Once when my mother visited me from her home far away, we were standing together in my yard and a terrible migraine came upon me, although I never get headaches. Mom always was tough—I felt I absorbed tension from a deep layer of being.
When my oldest daughter was seventeen, there came a time when I was waking at night with a feeling of dread, as if something was wrong but I could not discern what. Soon after, we discovered she had advanced cancer and would probably not survive. The cancer started in her hip bone, and for two years until the day she died I felt pain in my hip.

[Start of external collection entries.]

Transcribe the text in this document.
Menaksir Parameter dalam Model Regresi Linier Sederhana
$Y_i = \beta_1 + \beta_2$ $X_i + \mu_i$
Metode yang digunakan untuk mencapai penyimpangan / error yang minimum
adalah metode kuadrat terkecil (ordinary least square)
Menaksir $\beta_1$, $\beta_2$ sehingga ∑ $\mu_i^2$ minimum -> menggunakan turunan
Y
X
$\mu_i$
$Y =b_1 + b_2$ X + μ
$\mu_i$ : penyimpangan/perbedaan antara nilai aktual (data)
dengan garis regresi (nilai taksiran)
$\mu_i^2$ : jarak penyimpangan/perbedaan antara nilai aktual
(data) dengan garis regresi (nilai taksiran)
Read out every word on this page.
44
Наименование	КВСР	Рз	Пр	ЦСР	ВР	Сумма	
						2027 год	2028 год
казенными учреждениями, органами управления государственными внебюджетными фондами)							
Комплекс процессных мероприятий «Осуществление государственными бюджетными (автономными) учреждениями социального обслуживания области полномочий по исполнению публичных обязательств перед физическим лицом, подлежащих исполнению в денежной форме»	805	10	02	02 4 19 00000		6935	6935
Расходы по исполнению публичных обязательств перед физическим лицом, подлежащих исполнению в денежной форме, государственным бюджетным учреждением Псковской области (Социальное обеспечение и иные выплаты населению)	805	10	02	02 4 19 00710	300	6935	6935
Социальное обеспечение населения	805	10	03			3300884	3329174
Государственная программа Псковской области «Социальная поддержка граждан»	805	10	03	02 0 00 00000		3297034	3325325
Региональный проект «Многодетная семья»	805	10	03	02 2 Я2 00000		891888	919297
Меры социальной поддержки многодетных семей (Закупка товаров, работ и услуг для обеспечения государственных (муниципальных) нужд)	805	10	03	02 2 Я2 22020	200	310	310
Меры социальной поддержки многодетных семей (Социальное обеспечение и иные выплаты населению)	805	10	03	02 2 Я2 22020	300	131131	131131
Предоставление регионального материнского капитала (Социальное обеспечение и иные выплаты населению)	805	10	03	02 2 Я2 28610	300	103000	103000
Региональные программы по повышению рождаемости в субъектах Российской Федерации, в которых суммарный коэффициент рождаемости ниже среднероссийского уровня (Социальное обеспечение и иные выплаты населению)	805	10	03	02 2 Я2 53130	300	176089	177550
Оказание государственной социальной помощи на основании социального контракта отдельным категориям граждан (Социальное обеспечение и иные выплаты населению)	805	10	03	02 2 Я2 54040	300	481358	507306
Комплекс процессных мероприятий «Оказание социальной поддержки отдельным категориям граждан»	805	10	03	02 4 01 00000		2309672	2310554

Usually I am healthy and without pains, but occasionally something will flare up for a short while. Yesterday I felt uneasy around lunch time—a bit nauseous and unsteady. I wondered at the unusual indisposition, but the discomfort passed as I focused on my artwork and gallery. Soon after, my dear friend and comrade talked with me and texted describing the sudden onset of her “stomach being on fire” and having digestion symptoms that necessitated medication. "Probably too much Thanksgiving leftover sweets," she said. "I am not used to the richness!"

Oh, and did I tell you that I often begin thinking of someone moments before they call me on the phone?

Sunday, September 27, 2009

One Soul In Two Bodies


“Oh God, break me into nothing so that I might be born again.” I silently spoke these words to the Creator, realizing that the hard places in me were like dead regions that could not be cultivated and needed something very powerful to break them so as to begin anew. Within two years I was in a doctor’s office with my daughter Naomi. When the physician entered the room where we waited and with a grim face announced she had cancer, and a huge tumor in her hip, my world collapsed and I was shaken to the core. All the hard places in me broke.
Naomi died ten years ago. She was an empath. We had always been so close as to be almost one soul in two bodies. Sometimes I have questioned, did she "hear" my prayer to be broken into nothing, and then offer her self as sacrifice to God to accomplish this impossible task? Also, an empath physically feels what others experience, and Naomi acutely felt her mother's mental illness. Or maybe, because I am also an empath, I anticipated future events, because I intuitively knew something was going wrong with my daughter. In fact, just before Naomi was diagnosed with her illness, I was not sleeping well. Vague feelings of calamity were plaguing me as I went to bed, and I felt them very close, but could not understand why.
When Naomi passed away, I had already died a thousand times over and was completely broken apart. The same day she died, as her body lay at rest in her bedroom, I felt her spirit arrive while I was resting in my room, and with an overarching and powerful grace, give me a message to love life unconditionally—and this was my new beginning.
Since then, I have barely ever been sick, and wonder if she took so much pain at the end of her short life that it was for the both of us, and that she swept illness from me for years to come.